Municipal law
From Wikipedia, the free encyclopedia
Domestic law is an international law term used to denote the national, domestic, or internal law of a sovereign state.
Domestic law includes not only law at the national level, but law at the state, provincial, territorial, regional or local levels.
While, as far as the law of the state is concerned, these are distinct categories of law, international law is largely uninterested in this distinction and will treat them all as one.
Similarly, but also includes not only the ordinary law of the state, but also its constitutional law. Again, in most cases, international law will not consider the constitutional law of the state in any way special, even though internally the state does.
This principle, of avoiding making distinctions in municipal law, can cause conflicts, especially in the case of federal states or states with written constitutions and powerful independent courts.
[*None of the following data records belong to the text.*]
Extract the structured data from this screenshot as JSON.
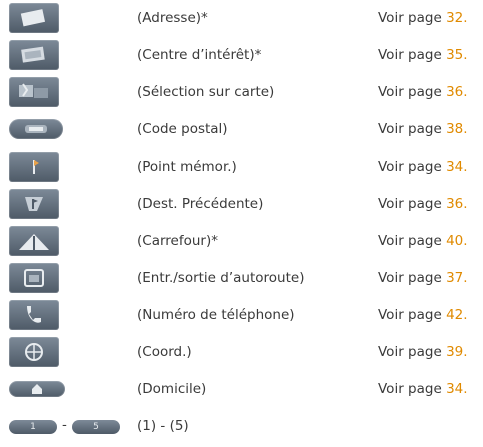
{
  "rows": [
    {
      "label": "(Adresse)*",
      "ref_prefix": "Voir page ",
      "page": "32.",
      "icon": "address-icon"
    },
    {
      "label": "(Centre d’intérêt)*",
      "ref_prefix": "Voir page ",
      "page": "35.",
      "icon": "poi-icon"
    },
    {
      "label": "(Sélection sur carte)",
      "ref_prefix": "Voir page ",
      "page": "36.",
      "icon": "map-select-icon"
    },
    {
      "label": "(Code postal)",
      "ref_prefix": "Voir page ",
      "page": "38.",
      "icon": "postal-code-icon"
    },
    {
      "label": "(Point mémor.)",
      "ref_prefix": "Voir page ",
      "page": "34.",
      "icon": "memory-point-icon"
    },
    {
      "label": "(Dest. Précédente)",
      "ref_prefix": "Voir page ",
      "page": "36.",
      "icon": "previous-destination-icon"
    },
    {
      "label": "(Carrefour)*",
      "ref_prefix": "Voir page ",
      "page": "40.",
      "icon": "intersection-icon"
    },
    {
      "label": "(Entr./sortie d’autoroute)",
      "ref_prefix": "Voir page ",
      "page": "37.",
      "icon": "freeway-exit-icon"
    },
    {
      "label": "(Numéro de téléphone)",
      "ref_prefix": "Voir page ",
      "page": "42.",
      "icon": "phone-icon"
    },
    {
      "label": "(Coord.)",
      "ref_prefix": "Voir page ",
      "page": "39.",
      "icon": "coordinates-icon"
    },
    {
      "label": "(Domicile)",
      "ref_prefix": "Voir page ",
      "page": "34.",
      "icon": "home-icon"
    }
  ],
  "last_row": {
    "label": "(1) - (5)",
    "dash": "-",
    "icon_left_digit": "1",
    "icon_right_digit": "5",
    "icon": "preset-buttons-icon"
  },
  "colors": {
    "text": "#3a3a3a",
    "page_number": "#e08a00",
    "icon_bg": "#5a6673"
  }
}
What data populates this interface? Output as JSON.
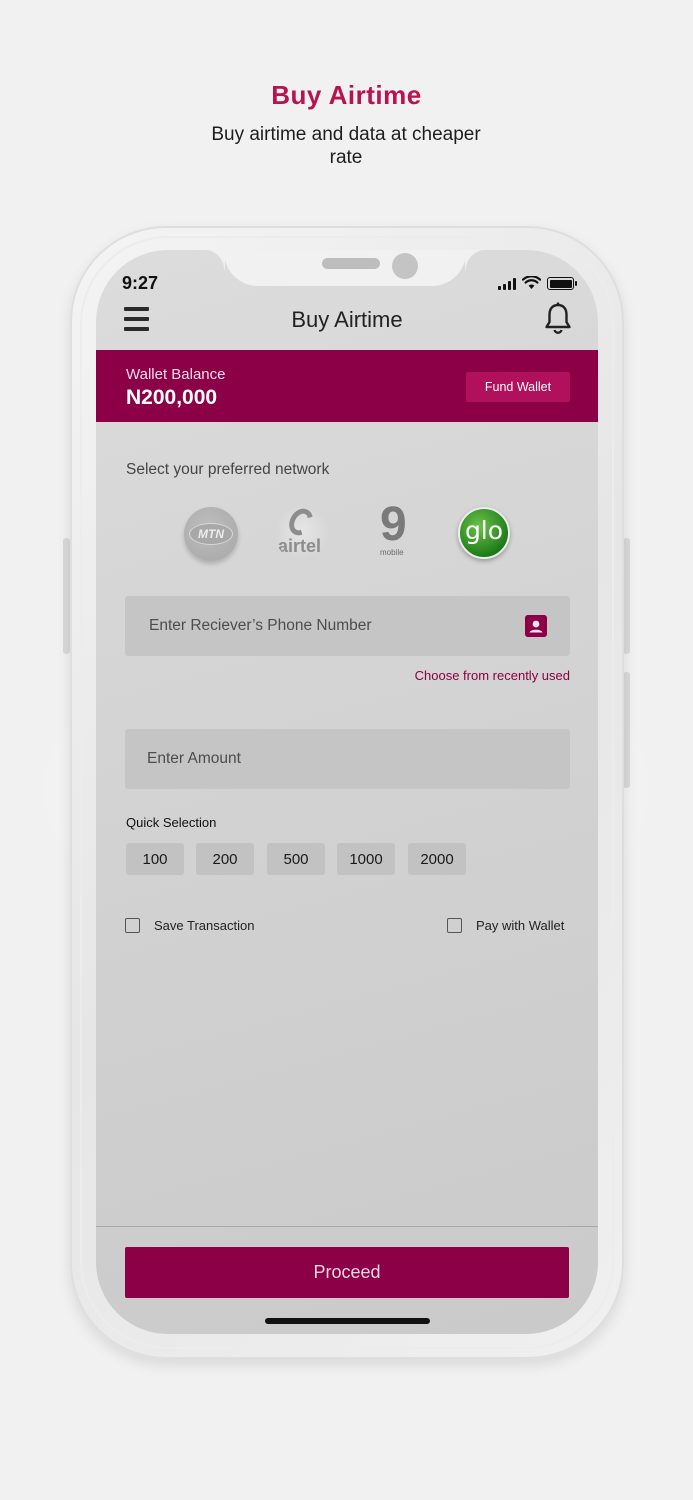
{
  "promo": {
    "title": "Buy Airtime",
    "subtitle": "Buy airtime and data at cheaper rate"
  },
  "status_bar": {
    "time": "9:27",
    "icons": [
      "signal-icon",
      "wifi-icon",
      "battery-icon"
    ]
  },
  "header": {
    "title": "Buy Airtime",
    "menu_icon": "menu-icon",
    "notification_icon": "bell-icon"
  },
  "wallet": {
    "label": "Wallet Balance",
    "balance": "N200,000",
    "fund_button": "Fund Wallet"
  },
  "network": {
    "prompt": "Select your preferred network",
    "providers": [
      {
        "name": "MTN",
        "logo_text": "MTN",
        "selected": false
      },
      {
        "name": "airtel",
        "logo_text": "airtel",
        "selected": false
      },
      {
        "name": "9mobile",
        "logo_text": "9",
        "logo_subtext": "mobile",
        "selected": false
      },
      {
        "name": "glo",
        "logo_text": "glo",
        "selected": true
      }
    ]
  },
  "phone_input": {
    "placeholder": "Enter Reciever’s Phone Number",
    "value": "",
    "contact_icon": "contact-book-icon",
    "recent_link": "Choose from recently used"
  },
  "amount_input": {
    "placeholder": "Enter Amount",
    "value": ""
  },
  "quick_selection": {
    "label": "Quick Selection",
    "options": [
      "100",
      "200",
      "500",
      "1000",
      "2000"
    ]
  },
  "options": {
    "save_transaction": {
      "label": "Save Transaction",
      "checked": false
    },
    "pay_with_wallet": {
      "label": "Pay with Wallet",
      "checked": false
    }
  },
  "footer": {
    "proceed_button": "Proceed"
  },
  "colors": {
    "brand": "#8b0046",
    "promo_title": "#b8124f",
    "glo_green": "#2a8f1f"
  }
}
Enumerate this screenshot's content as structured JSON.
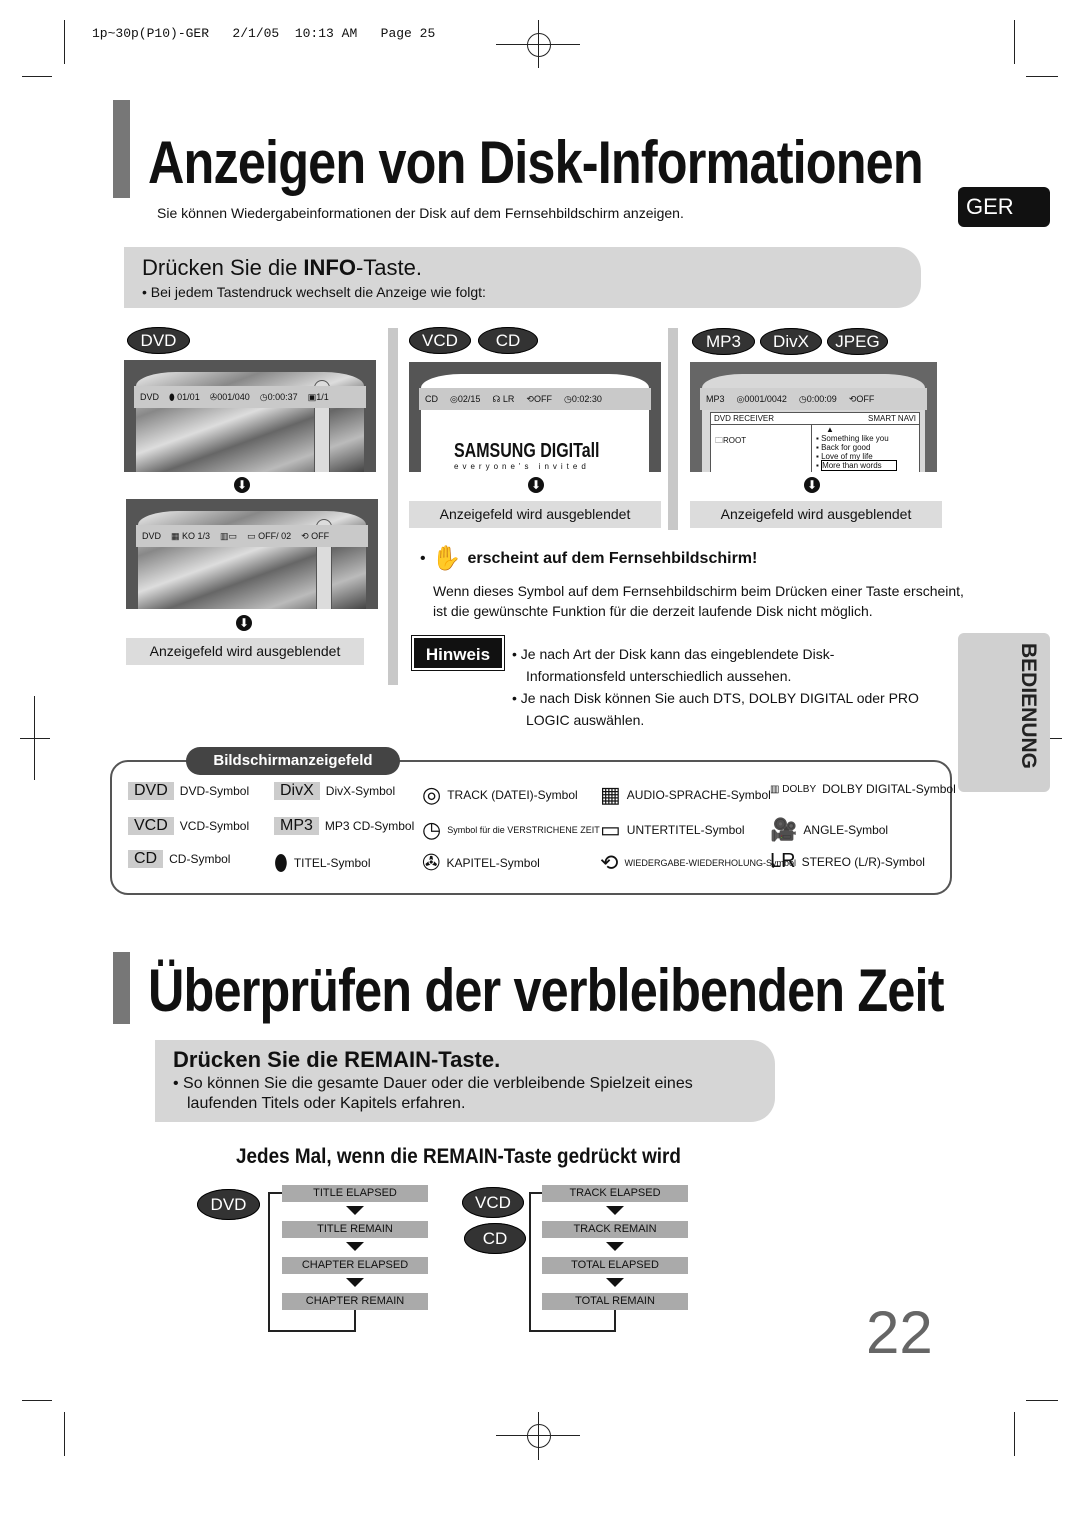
{
  "print_header": "1p~30p(P10)-GER   2/1/05  10:13 AM   Page 25",
  "language_tab": "GER",
  "section_tab": "BEDIENUNG",
  "page_number": "22",
  "section1": {
    "title": "Anzeigen von Disk-Informationen",
    "subtitle": "Sie können Wiedergabeinformationen der Disk auf dem Fernsehbildschirm anzeigen.",
    "step_prefix": "Drücken Sie die ",
    "step_key": "INFO",
    "step_suffix": "-Taste.",
    "step_bullet": "Bei jedem Tastendruck wechselt die Anzeige wie folgt:",
    "badges": {
      "dvd": "DVD",
      "vcd": "VCD",
      "cd": "CD",
      "mp3": "MP3",
      "divx": "DivX",
      "jpeg": "JPEG"
    },
    "dvd_screen1": {
      "disc": "DVD",
      "title": "01/01",
      "chapter": "001/040",
      "time": "0:00:37",
      "angle": "1/1"
    },
    "dvd_screen2": {
      "disc": "DVD",
      "audio": "KO 1/3",
      "subtitle": "OFF/  02",
      "repeat": "OFF"
    },
    "cd_screen": {
      "disc": "CD",
      "track": "02/15",
      "stereo": "LR",
      "repeat": "OFF",
      "time": "0:02:30",
      "logo": "SAMSUNG DIGITall",
      "slogan": "everyone's invited"
    },
    "mp3_screen": {
      "disc": "MP3",
      "track": "0001/0042",
      "time": "0:00:09",
      "repeat": "OFF",
      "header_left": "DVD RECEIVER",
      "header_right": "SMART NAVI",
      "folder": "ROOT",
      "files": [
        "Something like you",
        "Back for good",
        "Love of my life",
        "More than words"
      ]
    },
    "hidden_label": "Anzeigefeld wird ausgeblendet",
    "hand_note": "erscheint auf dem Fernsehbildschirm!",
    "hand_text": "Wenn dieses Symbol auf dem Fernsehbildschirm beim Drücken einer Taste erscheint, ist die gewünschte Funktion für die derzeit laufende Disk nicht möglich.",
    "hinweis_label": "Hinweis",
    "hinweis": [
      "Je nach Art der Disk kann das eingeblendete Disk-Informationsfeld unterschiedlich aussehen.",
      "Je nach Disk können Sie auch DTS, DOLBY DIGITAL oder PRO LOGIC auswählen."
    ],
    "legend_title": "Bildschirmanzeigefeld",
    "legend": [
      {
        "icon": "DVD",
        "label": "DVD-Symbol"
      },
      {
        "icon": "VCD",
        "label": "VCD-Symbol"
      },
      {
        "icon": "CD",
        "label": "CD-Symbol"
      },
      {
        "icon": "DivX",
        "label": "DivX-Symbol"
      },
      {
        "icon": "MP3",
        "label": "MP3 CD-Symbol"
      },
      {
        "icon": "title-icon",
        "label": "TITEL-Symbol"
      },
      {
        "icon": "track-icon",
        "label": "TRACK (DATEI)-Symbol"
      },
      {
        "icon": "elapsed-time-icon",
        "label": "Symbol für die VERSTRICHENE ZEIT"
      },
      {
        "icon": "chapter-icon",
        "label": "KAPITEL-Symbol"
      },
      {
        "icon": "audio-language-icon",
        "label": "AUDIO-SPRACHE-Symbol"
      },
      {
        "icon": "subtitle-icon",
        "label": "UNTERTITEL-Symbol"
      },
      {
        "icon": "repeat-icon",
        "label": "WIEDERGABE-WIEDERHOLUNG-Symbol"
      },
      {
        "icon": "dolby-digital-icon",
        "label": "DOLBY DIGITAL-Symbol"
      },
      {
        "icon": "angle-icon",
        "label": "ANGLE-Symbol"
      },
      {
        "icon": "LR",
        "label": "STEREO (L/R)-Symbol"
      }
    ]
  },
  "section2": {
    "title": "Überprüfen der verbleibenden Zeit",
    "step": "Drücken Sie die REMAIN-Taste.",
    "step_bullet": "So können Sie die gesamte Dauer oder die verbleibende Spielzeit eines laufenden Titels oder Kapitels erfahren.",
    "caption": "Jedes Mal, wenn die REMAIN-Taste gedrückt wird",
    "dvd_flow": [
      "TITLE ELAPSED",
      "TITLE REMAIN",
      "CHAPTER ELAPSED",
      "CHAPTER REMAIN"
    ],
    "cd_flow": [
      "TRACK ELAPSED",
      "TRACK REMAIN",
      "TOTAL ELAPSED",
      "TOTAL REMAIN"
    ]
  }
}
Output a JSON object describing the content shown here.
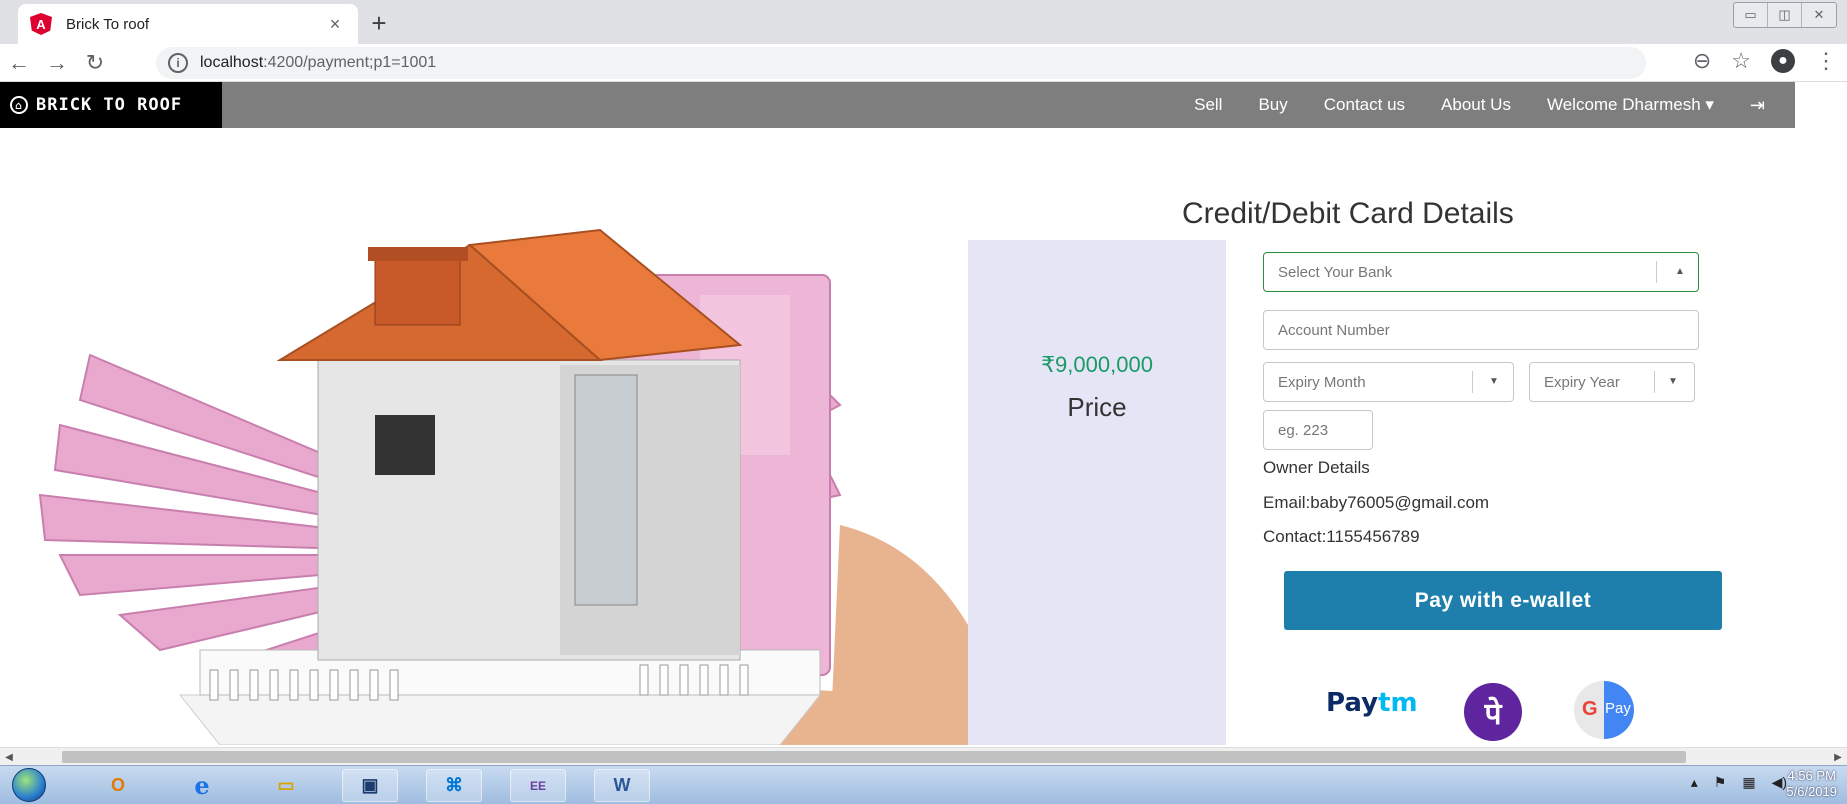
{
  "browser": {
    "tab_title": "Brick To roof",
    "tab_close": "×",
    "new_tab": "+",
    "url_host": "localhost",
    "url_path": ":4200/payment;p1=1001"
  },
  "navbar": {
    "brand": "BRICK TO ROOF",
    "links": [
      "Sell",
      "Buy",
      "Contact us",
      "About Us",
      "Welcome Dharmesh ▾"
    ]
  },
  "payment": {
    "title": "Credit/Debit Card Details",
    "price": "₹9,000,000",
    "price_label": "Price",
    "bank_placeholder": "Select Your Bank",
    "account_placeholder": "Account Number",
    "expiry_month_placeholder": "Expiry Month",
    "expiry_year_placeholder": "Expiry Year",
    "cvv_placeholder": "eg. 223",
    "owner_heading": "Owner Details",
    "owner_email": "Email:baby76005@gmail.com",
    "owner_contact": "Contact:1155456789",
    "pay_button": "Pay with e-wallet"
  },
  "wallets": {
    "paytm_a": "Pay",
    "paytm_b": "tm",
    "phonepe": "पे",
    "gpay_g": "G",
    "gpay_pay": "Pay"
  },
  "taskbar": {
    "apps": [
      {
        "id": "outlook",
        "glyph": "O"
      },
      {
        "id": "ie",
        "glyph": "e"
      },
      {
        "id": "explorer",
        "glyph": "▭"
      },
      {
        "id": "screen",
        "glyph": "▣"
      },
      {
        "id": "vscode",
        "glyph": "⌘"
      },
      {
        "id": "eclipse",
        "glyph": "EE"
      },
      {
        "id": "word",
        "glyph": "W"
      }
    ],
    "time": "4:56 PM",
    "date": "5/6/2019"
  },
  "colors": {
    "navbar": "#7e7e7e",
    "price": "#1a9b66",
    "pay_button": "#1e7fac",
    "price_panel": "#e6e5f6"
  }
}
Such states (the United States in particular) have at times attempted to argue that they should be excused from international legal obligations on the grounds that their constitutions do not permit them to fulfill them, or that the fulfillment of them is the responsibility of the states not the federal government.
However, other states oppose these arguments, since if accepted they feel that almost any rule of international law could be avoiding simply by arguing that municipal law does not allow it.
The Vienna Convention on the Law of Treaties provides that, if a treaty violates a state's constitution, it is still binds the state, unless the violation was manifestly obvious to the other states at the time of the treaties' conclusion.
Thus, if a treaty violates a state's constitution, the state is still obliged to obey it under international law -- they have an international legal obligation either to disregard their constitutional law in favour of international law...
Or to amend their constitution to enable the international legal obligation to be fulfilled -- which path is taken is an internal decision for the state concerned.